2. Emerging Oil Potential
While traditional trade thrives, the “Oil and Gas” factor is the elephant in the room. With commercial production expected to start in late 2026 or early 2027, the trade deficit is projected to narrow even further as the country moves from a net importer to a potential exporter of refined petroleum products.
III. INFRASTRUCTURE
Transforming Oil Revenue into Concrete
The most visible sign of Uganda’s economic ambition is its massive investment in infrastructure, funded increasingly by the Petroleum Fund.
1. The Hoima City Stadium
The standout project of early 2026 is the Hoima City Stadium, which was technically handed over to the Ministry of Education and Sports in late December 2025.

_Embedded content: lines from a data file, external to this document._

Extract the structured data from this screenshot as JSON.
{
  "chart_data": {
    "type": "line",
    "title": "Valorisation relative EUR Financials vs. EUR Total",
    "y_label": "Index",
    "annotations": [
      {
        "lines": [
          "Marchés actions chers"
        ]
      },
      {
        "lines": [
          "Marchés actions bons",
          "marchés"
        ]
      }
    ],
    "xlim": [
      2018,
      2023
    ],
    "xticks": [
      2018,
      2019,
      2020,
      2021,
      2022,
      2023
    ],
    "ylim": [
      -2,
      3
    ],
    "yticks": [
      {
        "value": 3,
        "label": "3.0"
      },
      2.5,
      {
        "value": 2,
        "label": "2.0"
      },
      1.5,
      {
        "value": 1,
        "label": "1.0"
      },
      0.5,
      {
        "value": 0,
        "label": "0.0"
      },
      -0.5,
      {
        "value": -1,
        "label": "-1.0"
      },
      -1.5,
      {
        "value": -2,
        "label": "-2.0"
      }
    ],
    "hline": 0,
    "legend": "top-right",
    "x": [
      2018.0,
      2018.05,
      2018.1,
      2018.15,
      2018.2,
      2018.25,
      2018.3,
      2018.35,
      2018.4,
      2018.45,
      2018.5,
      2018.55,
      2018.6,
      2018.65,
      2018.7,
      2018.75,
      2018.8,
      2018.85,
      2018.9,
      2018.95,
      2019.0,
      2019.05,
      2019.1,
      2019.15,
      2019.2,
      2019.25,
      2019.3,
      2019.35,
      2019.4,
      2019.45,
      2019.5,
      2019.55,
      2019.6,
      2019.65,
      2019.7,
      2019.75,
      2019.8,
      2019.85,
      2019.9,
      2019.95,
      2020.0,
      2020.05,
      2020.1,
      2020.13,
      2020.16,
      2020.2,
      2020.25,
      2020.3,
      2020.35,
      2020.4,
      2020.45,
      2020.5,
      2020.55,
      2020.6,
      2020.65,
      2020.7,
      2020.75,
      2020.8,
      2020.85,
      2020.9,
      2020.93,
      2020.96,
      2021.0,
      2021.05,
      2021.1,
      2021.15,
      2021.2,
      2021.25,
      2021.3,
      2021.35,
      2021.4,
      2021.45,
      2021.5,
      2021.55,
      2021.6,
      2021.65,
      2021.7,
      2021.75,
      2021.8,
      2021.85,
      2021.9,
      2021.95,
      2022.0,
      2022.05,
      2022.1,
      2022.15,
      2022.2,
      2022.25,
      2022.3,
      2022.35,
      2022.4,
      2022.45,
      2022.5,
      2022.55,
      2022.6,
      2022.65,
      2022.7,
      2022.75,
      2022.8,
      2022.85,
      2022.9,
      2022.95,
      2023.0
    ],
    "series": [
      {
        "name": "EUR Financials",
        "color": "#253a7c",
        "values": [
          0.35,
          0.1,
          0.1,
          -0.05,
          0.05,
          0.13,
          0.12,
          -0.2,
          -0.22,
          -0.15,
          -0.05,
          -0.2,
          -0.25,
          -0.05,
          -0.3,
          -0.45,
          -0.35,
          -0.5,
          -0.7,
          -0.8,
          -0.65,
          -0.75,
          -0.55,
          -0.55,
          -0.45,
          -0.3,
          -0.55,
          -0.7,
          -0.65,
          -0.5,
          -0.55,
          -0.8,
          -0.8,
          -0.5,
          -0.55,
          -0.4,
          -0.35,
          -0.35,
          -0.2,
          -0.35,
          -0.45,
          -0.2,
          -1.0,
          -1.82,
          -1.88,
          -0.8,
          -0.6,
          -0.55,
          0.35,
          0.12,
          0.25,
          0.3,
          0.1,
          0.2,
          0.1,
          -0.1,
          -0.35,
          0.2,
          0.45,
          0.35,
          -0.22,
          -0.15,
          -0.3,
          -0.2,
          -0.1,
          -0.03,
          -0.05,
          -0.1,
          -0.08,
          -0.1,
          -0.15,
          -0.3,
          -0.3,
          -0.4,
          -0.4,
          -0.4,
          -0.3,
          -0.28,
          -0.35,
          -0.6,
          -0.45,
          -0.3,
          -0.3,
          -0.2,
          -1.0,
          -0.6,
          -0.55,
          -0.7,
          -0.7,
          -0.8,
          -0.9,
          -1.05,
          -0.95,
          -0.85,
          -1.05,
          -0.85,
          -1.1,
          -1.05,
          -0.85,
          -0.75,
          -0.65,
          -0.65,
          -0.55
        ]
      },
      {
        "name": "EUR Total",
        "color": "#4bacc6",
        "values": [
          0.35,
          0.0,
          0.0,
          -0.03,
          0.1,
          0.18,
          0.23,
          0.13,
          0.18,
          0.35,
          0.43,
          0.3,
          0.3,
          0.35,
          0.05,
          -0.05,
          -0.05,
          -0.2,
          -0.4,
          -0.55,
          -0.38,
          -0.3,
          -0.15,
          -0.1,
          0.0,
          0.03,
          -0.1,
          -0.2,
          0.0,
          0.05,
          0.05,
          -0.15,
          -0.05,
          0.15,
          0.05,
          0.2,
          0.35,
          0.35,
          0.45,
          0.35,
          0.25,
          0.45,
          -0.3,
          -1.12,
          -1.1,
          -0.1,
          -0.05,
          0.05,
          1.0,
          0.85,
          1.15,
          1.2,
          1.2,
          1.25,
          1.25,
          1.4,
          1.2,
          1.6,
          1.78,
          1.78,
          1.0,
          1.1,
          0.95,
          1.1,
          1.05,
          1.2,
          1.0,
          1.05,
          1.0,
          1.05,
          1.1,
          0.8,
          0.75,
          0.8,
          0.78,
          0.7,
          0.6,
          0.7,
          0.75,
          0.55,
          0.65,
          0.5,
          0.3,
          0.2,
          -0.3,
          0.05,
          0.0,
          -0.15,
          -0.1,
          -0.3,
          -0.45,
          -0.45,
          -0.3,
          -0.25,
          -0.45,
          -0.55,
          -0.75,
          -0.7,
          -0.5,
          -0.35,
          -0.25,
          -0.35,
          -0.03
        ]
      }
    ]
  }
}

- Cost and Capacity: Built for $131 million (UGX 484 billion), this 20,000-seat arena was constructed by the Turkish firm Summa.

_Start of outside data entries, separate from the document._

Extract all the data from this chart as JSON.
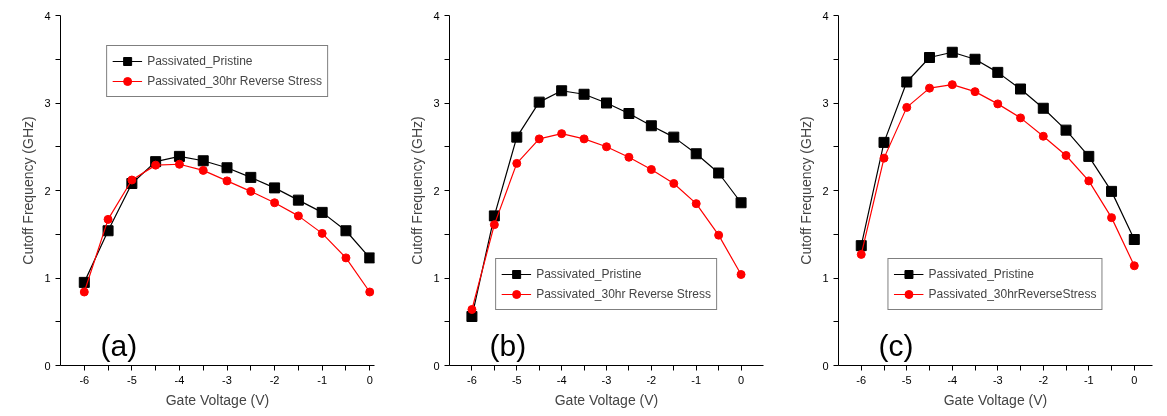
{
  "chart_data": [
    {
      "type": "line",
      "xlabel": "Gate Voltage (V)",
      "ylabel": "Cutoff Frequency (GHz)",
      "annotations": [
        "(a)"
      ],
      "x": [
        -6,
        -5.5,
        -5,
        -4.5,
        -4,
        -3.5,
        -3,
        -2.5,
        -2,
        -1.5,
        -1,
        -0.5,
        0
      ],
      "xlim": [
        -6.5,
        0.1
      ],
      "ylim": [
        0,
        4
      ],
      "xticks": [
        -6,
        {
          "value": -5.5,
          "label": null
        },
        -5,
        {
          "value": -4.5,
          "label": null
        },
        -4,
        {
          "value": -3.5,
          "label": null
        },
        -3,
        {
          "value": -2.5,
          "label": null
        },
        -2,
        {
          "value": -1.5,
          "label": null
        },
        -1,
        {
          "value": -0.5,
          "label": null
        },
        0
      ],
      "yticks": [
        0,
        {
          "value": 0.5,
          "label": null
        },
        1,
        {
          "value": 1.5,
          "label": null
        },
        2,
        {
          "value": 2.5,
          "label": null
        },
        3,
        {
          "value": 3.5,
          "label": null
        },
        4
      ],
      "grid": false,
      "legend": "top",
      "line_style": "solid",
      "series": [
        {
          "name": "Passivated_Pristine",
          "color": "#000000",
          "marker": "square",
          "values": [
            0.95,
            1.54,
            2.08,
            2.33,
            2.39,
            2.34,
            2.26,
            2.15,
            2.03,
            1.89,
            1.75,
            1.54,
            1.23
          ]
        },
        {
          "name": "Passivated_30hr Reverse Stress",
          "color": "#ff0000",
          "marker": "circle",
          "values": [
            0.84,
            1.67,
            2.12,
            2.29,
            2.3,
            2.23,
            2.11,
            1.99,
            1.86,
            1.71,
            1.51,
            1.23,
            0.84
          ]
        }
      ]
    },
    {
      "type": "line",
      "xlabel": "Gate Voltage (V)",
      "ylabel": "Cutoff Frequency (GHz)",
      "annotations": [
        "(b)"
      ],
      "x": [
        -6,
        -5.5,
        -5,
        -4.5,
        -4,
        -3.5,
        -3,
        -2.5,
        -2,
        -1.5,
        -1,
        -0.5,
        0
      ],
      "xlim": [
        -6.5,
        0.5
      ],
      "ylim": [
        0,
        4
      ],
      "xticks": [
        -6,
        {
          "value": -5.5,
          "label": null
        },
        -5,
        {
          "value": -4.5,
          "label": null
        },
        -4,
        {
          "value": -3.5,
          "label": null
        },
        -3,
        {
          "value": -2.5,
          "label": null
        },
        -2,
        {
          "value": -1.5,
          "label": null
        },
        -1,
        {
          "value": -0.5,
          "label": null
        },
        0
      ],
      "yticks": [
        0,
        {
          "value": 0.5,
          "label": null
        },
        1,
        {
          "value": 1.5,
          "label": null
        },
        2,
        {
          "value": 2.5,
          "label": null
        },
        3,
        {
          "value": 3.5,
          "label": null
        },
        4
      ],
      "grid": false,
      "legend": "bottom",
      "line_style": "solid",
      "series": [
        {
          "name": "Passivated_Pristine",
          "color": "#000000",
          "marker": "square",
          "values": [
            0.56,
            1.71,
            2.61,
            3.01,
            3.14,
            3.1,
            3.0,
            2.88,
            2.74,
            2.61,
            2.42,
            2.2,
            1.86
          ]
        },
        {
          "name": "Passivated_30hr Reverse Stress",
          "color": "#ff0000",
          "marker": "circle",
          "values": [
            0.64,
            1.61,
            2.31,
            2.59,
            2.65,
            2.59,
            2.5,
            2.38,
            2.24,
            2.08,
            1.85,
            1.49,
            1.04
          ]
        }
      ]
    },
    {
      "type": "line",
      "xlabel": "Gate Voltage (V)",
      "ylabel": "Cutoff Frequency (GHz)",
      "annotations": [
        "(c)"
      ],
      "x": [
        -6,
        -5.5,
        -5,
        -4.5,
        -4,
        -3.5,
        -3,
        -2.5,
        -2,
        -1.5,
        -1,
        -0.5,
        0
      ],
      "xlim": [
        -6.5,
        0.4
      ],
      "ylim": [
        0,
        4
      ],
      "xticks": [
        -6,
        {
          "value": -5.5,
          "label": null
        },
        -5,
        {
          "value": -4.5,
          "label": null
        },
        -4,
        {
          "value": -3.5,
          "label": null
        },
        -3,
        {
          "value": -2.5,
          "label": null
        },
        -2,
        {
          "value": -1.5,
          "label": null
        },
        -1,
        {
          "value": -0.5,
          "label": null
        },
        0
      ],
      "yticks": [
        0,
        {
          "value": 0.5,
          "label": null
        },
        1,
        {
          "value": 1.5,
          "label": null
        },
        2,
        {
          "value": 2.5,
          "label": null
        },
        3,
        {
          "value": 3.5,
          "label": null
        },
        4
      ],
      "grid": false,
      "legend": "bottom",
      "line_style": "solid",
      "series": [
        {
          "name": "Passivated_Pristine",
          "color": "#000000",
          "marker": "square",
          "values": [
            1.37,
            2.55,
            3.24,
            3.52,
            3.58,
            3.5,
            3.35,
            3.16,
            2.94,
            2.69,
            2.39,
            1.99,
            1.44
          ]
        },
        {
          "name": "Passivated_30hrReverseStress",
          "color": "#ff0000",
          "marker": "circle",
          "values": [
            1.27,
            2.37,
            2.95,
            3.17,
            3.21,
            3.13,
            2.99,
            2.83,
            2.62,
            2.4,
            2.11,
            1.69,
            1.14
          ]
        }
      ]
    }
  ]
}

- Strategic Value: The stadium is a key pillar of Uganda’s preparations for the 2027 Africa Cup of Nations (AFCON). Beyond sports, it is designed as a multi-purpose hub to catalyze the “oil city” of Hoima, featuring an indoor arena, swimming pool, and training grounds.
2. Regional Connectivity
Complementing the stadium is the rapid expansion of the “Oil Roads” network and the completion of the Entebbe-Kampala Expressway extensions. These projects are designed to lower the cost of doing business by reducing transit times for goods moving from the agricultural heartlands to the urban centers and export exits.
Economic Projections at a Glance
| Metric | 2025 (Actual) | 2026 (Projected) |
| GDP Growth | 6.3% | 6.5% – 7.0% |
| Total Exports | $12.7 Billion | $14.5 Billion |
| Debt to GDP | 52.4% | < 50% (Target) |
| Inflation | 3.5% | 5.0% (Stability Target) |
Key Takeaway: Uganda is currently in a “consolidation phase,” where the government is attempting to turn high commodity prices into long-term infrastructure and human capital. While fiscal pressures remain due to high debt-servicing costs, the looming oil production offers a “qualitative leap” toward middle-income status.